Já a pasta municipal diz que a capital tem os medicamentos em estoque mas reconhece a dificuldade de compra. “A Secretaria Municipal da Saúde esclarece que há um desabastecimento nacional de Succinilcolina e Rocurônio, medicamentos importantes para utilização nos respiradores em Unidades de Terapia Intensiva. Em Salvador, há o insumo ainda disponível em estoque, no entanto, a falta nacional pode refletir na rede municipal da capital baiana”, diz a nota enviada ao CORREIO pela Secretaria Municipal de Saúde (SMS)
O coordenador de urgência do município de Salvador, Ivan Paiva, destaca que a situação mais preocupante, para o município, diz respeito aos medicamentos chamados de bloqueador neuromuscular. ‘Quando a gente vai fazer o processo de intubação existe a sedação, um medicamento analgesico, para que o procedimento não cause dor, e a gente usa esse medicamento para bloquear a parte neuromuscular do paciente, a gente paralisa os músculos para que o processo de intubação seja facilitado”, explica o médico.
O coordenador ainda aponta os riscos de se realizar uma intubação sem o bloqueador. “Quando eu não uso esse medicamento eu acabo gerando um processo de tosse. E esse paciente, ao tossir, ele joga todo um aerossol contaminado com uma carga de vírus no rosto de quem está intubando.
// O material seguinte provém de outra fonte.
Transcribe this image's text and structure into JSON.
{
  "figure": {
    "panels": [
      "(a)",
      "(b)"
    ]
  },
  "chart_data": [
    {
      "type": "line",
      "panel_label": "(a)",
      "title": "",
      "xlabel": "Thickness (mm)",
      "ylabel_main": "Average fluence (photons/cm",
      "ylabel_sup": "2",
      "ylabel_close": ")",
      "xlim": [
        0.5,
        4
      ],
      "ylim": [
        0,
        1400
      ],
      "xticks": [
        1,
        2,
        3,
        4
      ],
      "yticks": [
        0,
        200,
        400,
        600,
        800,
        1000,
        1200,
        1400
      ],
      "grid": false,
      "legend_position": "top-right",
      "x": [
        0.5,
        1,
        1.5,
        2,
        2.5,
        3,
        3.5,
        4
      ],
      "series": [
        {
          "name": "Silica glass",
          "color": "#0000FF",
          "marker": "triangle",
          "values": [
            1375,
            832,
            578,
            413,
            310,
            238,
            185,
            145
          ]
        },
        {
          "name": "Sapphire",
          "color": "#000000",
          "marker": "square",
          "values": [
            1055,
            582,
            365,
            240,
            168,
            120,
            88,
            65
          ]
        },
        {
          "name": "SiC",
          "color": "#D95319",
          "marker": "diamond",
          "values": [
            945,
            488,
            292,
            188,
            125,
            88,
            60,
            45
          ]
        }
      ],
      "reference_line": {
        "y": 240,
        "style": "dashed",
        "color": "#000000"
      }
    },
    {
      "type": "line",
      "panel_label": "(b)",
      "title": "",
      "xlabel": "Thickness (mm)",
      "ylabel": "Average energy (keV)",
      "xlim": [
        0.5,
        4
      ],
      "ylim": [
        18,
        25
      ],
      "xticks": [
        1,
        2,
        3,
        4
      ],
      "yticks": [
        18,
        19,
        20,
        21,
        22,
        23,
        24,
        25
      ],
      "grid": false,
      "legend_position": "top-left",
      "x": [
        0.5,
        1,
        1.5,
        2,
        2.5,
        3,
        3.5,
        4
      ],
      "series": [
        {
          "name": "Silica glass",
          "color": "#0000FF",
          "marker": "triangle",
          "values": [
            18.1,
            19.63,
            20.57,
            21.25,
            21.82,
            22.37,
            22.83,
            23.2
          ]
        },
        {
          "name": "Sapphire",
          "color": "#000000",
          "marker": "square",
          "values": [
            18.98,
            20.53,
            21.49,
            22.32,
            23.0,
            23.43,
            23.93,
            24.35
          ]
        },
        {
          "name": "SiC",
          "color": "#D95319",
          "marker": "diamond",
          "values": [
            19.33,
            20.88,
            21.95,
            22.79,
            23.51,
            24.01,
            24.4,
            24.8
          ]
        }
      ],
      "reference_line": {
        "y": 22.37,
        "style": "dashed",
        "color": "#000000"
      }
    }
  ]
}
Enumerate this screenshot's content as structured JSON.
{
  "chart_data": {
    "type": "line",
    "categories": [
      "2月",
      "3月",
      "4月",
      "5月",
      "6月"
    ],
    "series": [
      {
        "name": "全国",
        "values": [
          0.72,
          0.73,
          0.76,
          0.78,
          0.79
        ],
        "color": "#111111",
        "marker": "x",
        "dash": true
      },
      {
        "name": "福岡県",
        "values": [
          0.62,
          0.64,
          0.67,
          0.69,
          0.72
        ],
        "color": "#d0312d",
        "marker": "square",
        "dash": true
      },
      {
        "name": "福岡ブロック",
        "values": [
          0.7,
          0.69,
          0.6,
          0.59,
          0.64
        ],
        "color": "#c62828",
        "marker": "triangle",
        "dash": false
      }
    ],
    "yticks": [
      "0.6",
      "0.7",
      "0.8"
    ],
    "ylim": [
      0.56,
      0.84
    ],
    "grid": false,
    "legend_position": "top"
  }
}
Intubar sem isso é possível mas é um risco enorme para equipe de se contaminar”, detalha.
Estoque normal
Apesar das denúncias, na rede privada de saúde, a falta não é reconhecida. “As unidades privadas não tem nenhuma falta de medicação essencial para tratamento do paciente Covid ou não Covid”, informou a Associação de Hospitais e Serviços de Saúde do Estado da Bahia (Ahseb). Para quem trabalha no dia a dia do enfrentamento, no entanto, a situação preocupa. “Na instituição que eu trabalho a gente não teve ainda prejuízo aos pacientes porque temos lançado mão dessas outras drogas, mas a situação está difícil e estou com medo de chegar a hora de nem as outras alternativas a gente ter”, diz a farmacêutica.
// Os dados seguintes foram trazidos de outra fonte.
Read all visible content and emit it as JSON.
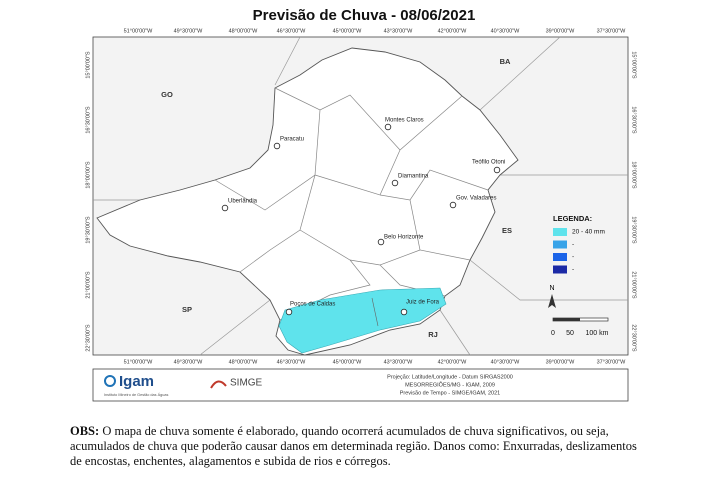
{
  "title": "Previsão de Chuva - 08/06/2021",
  "map": {
    "longitude_labels": [
      "51°00'00\"W",
      "49°30'00\"W",
      "48°00'00\"W",
      "46°30'00\"W",
      "45°00'00\"W",
      "43°30'00\"W",
      "42°00'00\"W",
      "40°30'00\"W",
      "39°00'00\"W",
      "37°30'00\"W"
    ],
    "latitude_labels": [
      "15°00'00\"S",
      "16°30'00\"S",
      "18°00'00\"S",
      "19°30'00\"S",
      "21°00'00\"S",
      "22°30'00\"S"
    ],
    "states": [
      "GO",
      "BA",
      "ES",
      "SP",
      "RJ"
    ],
    "cities": [
      "Montes Claros",
      "Paracatu",
      "Teófilo Otoni",
      "Diamantina",
      "Gov. Valadares",
      "Uberlândia",
      "Belo Horizonte",
      "Poços de Caldas",
      "Juiz de Fora"
    ],
    "north": "N",
    "scale": [
      "0",
      "50",
      "100 km"
    ]
  },
  "legend": {
    "title": "LEGENDA:",
    "items": [
      {
        "label": "20 - 40 mm",
        "color": "#5fe3ec"
      },
      {
        "label": "-",
        "color": "#38a3e8"
      },
      {
        "label": "-",
        "color": "#1c64e8"
      },
      {
        "label": "-",
        "color": "#1b2aa6"
      }
    ]
  },
  "footer": {
    "logo_igam": "Igam",
    "logo_igam_sub": "Instituto Mineiro de Gestão das Águas",
    "logo_simge": "SIMGE",
    "credits": [
      "Projeção: Latitude/Longitude - Datum SIRGAS2000",
      "MESORREGIÕES/MG - IGAM, 2009",
      "Previsão de Tempo - SIMGE/IGAM, 2021"
    ]
  },
  "obs": {
    "label": "OBS:",
    "text": "O mapa de chuva somente é elaborado, quando ocorrerá acumulados de chuva significativos, ou seja, acumulados de chuva que poderão causar danos em determinada região. Danos como: Enxurradas, deslizamentos de encostas, enchentes, alagamentos e subida de rios e córregos."
  }
}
“A falta dessas medicações acontece por um uso específico que não existia até então. Esse perfil de paciente sendo atendido agora com o coronavírus demanda um tipo de tratamento específico que aumenta muito a necessidade de sedativo e do bloqueador neuromuscular. O mercado realmente não estava preparado para isso, os hospitais tentam comprar mas não encontram, porque o fornecedor não consegue atender a demanda”, explica um intensivista que atua como coordenador de UTIs públicas e privadas da capital e preferiu não ser identificado.
“São medicações que no dia a dia de UTI a gente usava muito pouco, em casos muito específicos, mas que para essa patologia é necessário deixar o paciente realmente muito acomodado ao aparelho ventilador e precisa de um uso contínuo desse tipo de medicação. Os médicos estão precisando fazer escolhas, mudanças para outras medicações que não seriam de primeira linha”, diz o especialista.
O coordenador ainda esclarece que o pior momento não seria o de realização do procedimento de intubação em si, mas a necessidade de manutenção da ventilação e a forma como é necessário fazer especificamente para tratar o coronavírus. “Para o momento da intubação em si, existe uma infinidade de opções, mas para manter o paciente na ventilação mecânica é que as medicações são específicas e eram pouco utilizadas. A gente não usava de forma contínua, mas nessa patologia específica é preciso e isso fez o mercado entrar em colapso”, finaliza.